Re-formed? Students will still need to fill out a FAFSA form
under student loan reform measures
Whether you are for or against the changes, it's important for prospective and current college students, parents, and alumni with student loans to understand what has changed, how it impacts federal college aid, and what responsibilities they have under the new system.
Student loan reform includes some key structural changes to how student loans are originated and administered. It also provides additional funding for students.
- The fees paid to private banks to act as the middle man between students and the federal government have been eliminated. The Obama administration estimates some $68 billion in savings (over 11 years) through this measure. The savings will be routed back to students through expanded Pell Grants. The grants will now increase along with the rate of inflation, which could increase the top grant amount to $5,975 by 2017. The federal government will also increase the number of grants.
- The elimination of bank fees is also expected to make it easier for students to repay outstanding loans. Beginning in June 2014, students will be allowed to cap the amount of their payment at 10 percent of their income (versus 15 percent). And make sure to keep up with your payments! Balances will be forgiven after 20 years (versus 25 years). If you're in public service (military, teacher, nurse), then it's only 10 years to loan forgiveness.
First of all, don't worry about these changes. This won't impact you getting loans or grants, or affect the amount of money you receive in a negative way.
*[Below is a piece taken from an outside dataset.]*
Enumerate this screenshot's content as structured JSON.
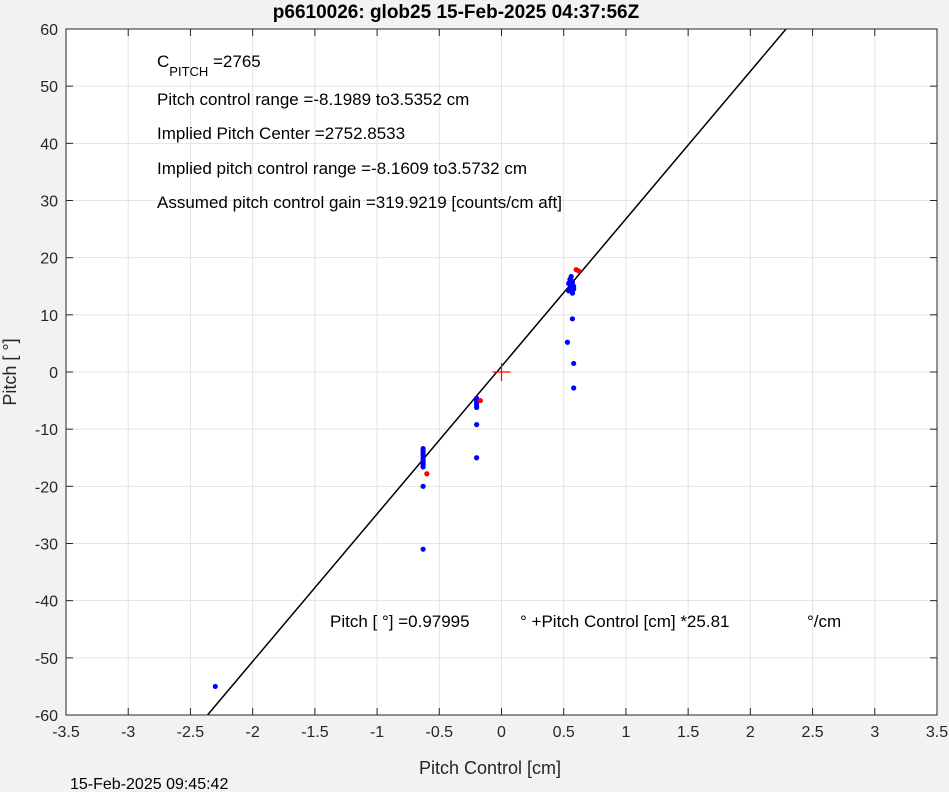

But you will see a change in how they are administered, and you'll no longer deal with a private lender. Instead, you will be dealing directly with the federal government.
Some immediate items to be aware of:
- The financial aid process will remain a familiar one for most students. You'll still need to complete and submit the Free Application for Federal Student Aid (FAFSA) each year.
- One thing all students need to do is first complete a new Entrance Counseling Interview and then, student and parent borrowers will need to sign a new Master Promissory Note. Both items can be found at www.dlenote.ed.gov. This is for PLUS Loans, Stafford Loans, and all other federal student aid. Students must have their FAFSA PIN number to sign in. PIN numbers can be accessed at www.pin.ed.gov.
- Some good news for parents: The fixed interest rate under the reform measure for PLUS Loans is reduced from 8.5 percent to 7.9 percent.